Prologue
これで機体のふIFFが機能している限り、流れ弾や兆弾以外、味方の火器からの誤射はほとんどなくなる。狙って引き金を引いても、警告表示が出るだけで弾が出ないのだ。もちろん接続が切れていれば別だが……。
時折停止し、敵の配置と移動方向を確認しながら、時速五キロメートル程の速度で移動する。
一瞬だけ稼動中のターボファンエンジンの出力を最大にし、さらにアフターバーナーに点火して地雷原を飛び越える。
今の一瞬で僅かに余裕の生まれた残動力を確認し、再び省動力モードに切り替え、無音行動に移る。

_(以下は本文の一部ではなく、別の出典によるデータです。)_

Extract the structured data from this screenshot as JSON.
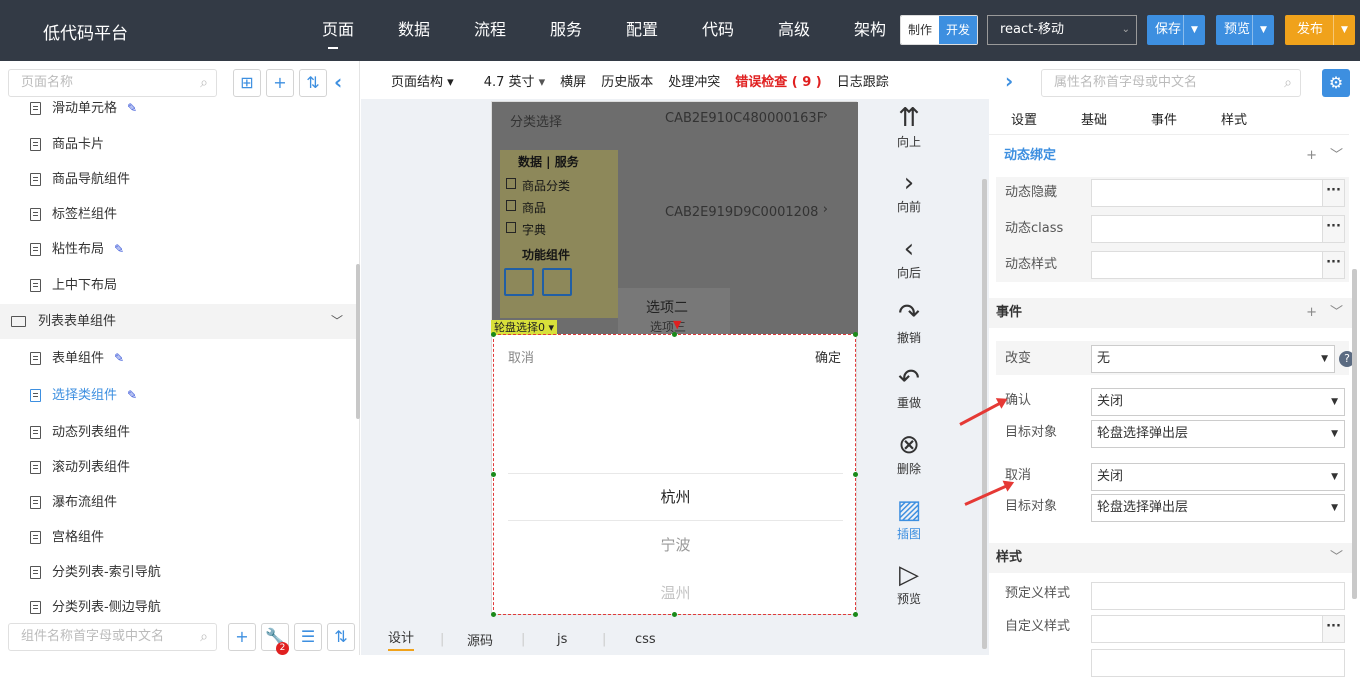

木々を圧し折りながら着地し、再び敵状の確認。リコメンドはブースト機動、そしてアサルトライフルの掃射。しかし正樹の選択はクレイモア。気付かれた様子の無いことを確認し、通常機動モードに変更し、二〇メートルほど先に確認できた敵三メンズのチームらしい一団に接近する。
地雷原であることを承知で、後方で派手に暴れまわっているアーマーから逃げて来た連中ばかりだ。背後で暴れているアーマーと地雷、それから伏撃体制にある味方からの射撃。更には悲鳴や叫び声とともに、次々と仲間を失ってゆく恐怖と絶望でほとんど恐慌状態である。
機動歩兵の探知装置はそれなりに優秀ではあるが、この状況では、自身の出している音と発砲音や爆発音に紛れて、無音(圧搾空気のみで行動)状態を解除した、エアクッションをまとめて数百個も潰したような独特の排気音と、断続的な太鼓の様な音がする加圧缶(構造的にはロータリーエンジンである)の作動音を発生させているはずの、通常機動中のアーマーにすら気付かない。
密林の木々ごと切り裂かれ、叩き潰されてゆく機動歩兵達。
その大半の兵士達は、全長三メートルを超えるクレイモアの、巨大な刃をその身に受けるまで――いや、受けてなお、正樹の操るアーマーの存在には気付かない。